April 19, 2024

Trump Administration pushes back against reproductive rights as human rights

What do they really mean, asks State Department official

Ambassador Michael Kozak at release of US government's human rights report 

More pushback from the Trump Administration against “reproductive rights” can be seen in the latest Country Reports on Human Rights Practices. The 2017 edition omits a section called “reproductive rights” in which access to contraception and abortion, as well as maternal mortality rates, was sketched out for every country. In its place is a section called coercion in population control which discusses instances of “coerced abortion, involuntary sterilization, or other coercive population control methods”. This is not what supporters of abortion rights mean by “reproductive rights”, which ought to include access to contraception and abortion.

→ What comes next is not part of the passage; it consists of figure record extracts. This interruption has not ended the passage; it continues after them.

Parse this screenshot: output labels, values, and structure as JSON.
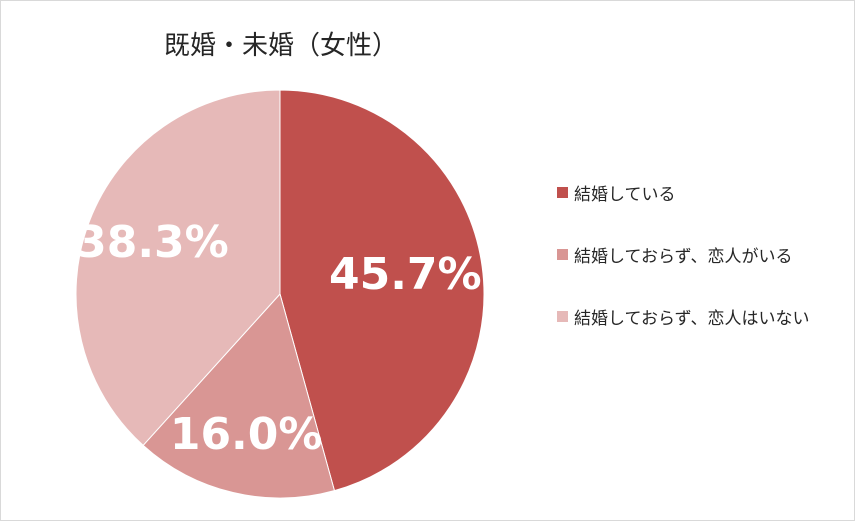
{
  "chart_data": {
    "type": "pie",
    "title": "既婚・未婚（女性）",
    "categories": [
      "結婚している",
      "結婚しておらず、恋人がいる",
      "結婚しておらず、恋人はいない"
    ],
    "values": [
      45.7,
      16.0,
      38.3
    ],
    "data_labels": [
      "45.7%",
      "16.0%",
      "38.3%"
    ],
    "colors": [
      "#c0504d",
      "#d99694",
      "#e6b9b8"
    ],
    "start_angle": "12 o'clock",
    "direction": "clockwise",
    "legend_position": "right"
  }
}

It was the Trump Administration’s first chance to alter the Obama’s Aminstration’s focus on reproductive rights as a fundamental human right. “Reproductive rights are human rights, and omitting the issue signals the Trump administration’s latest retreat from global leadership on human rights,” said a spokeswoman for Amnesty International USA.

The State Department had a different story. A senior official with the Bureau of Democracy, Human Rights and Labor, Michael Kozak, said a discussion of abortion was omitted because there was no international consensus on whether women must have access to the procedure, although there is a consensus on the wrong of forced abortions.

“Reproductive rights,” said Mr Kozak, is “one of the few terms that are used in the report that isn’t derived from an international treaty that has a definition or derived from U.S. law, where there’s a clear definition to the term.

We don’t report on it because it’s not a human right,” he said. “It’s an issue of great policy debate.”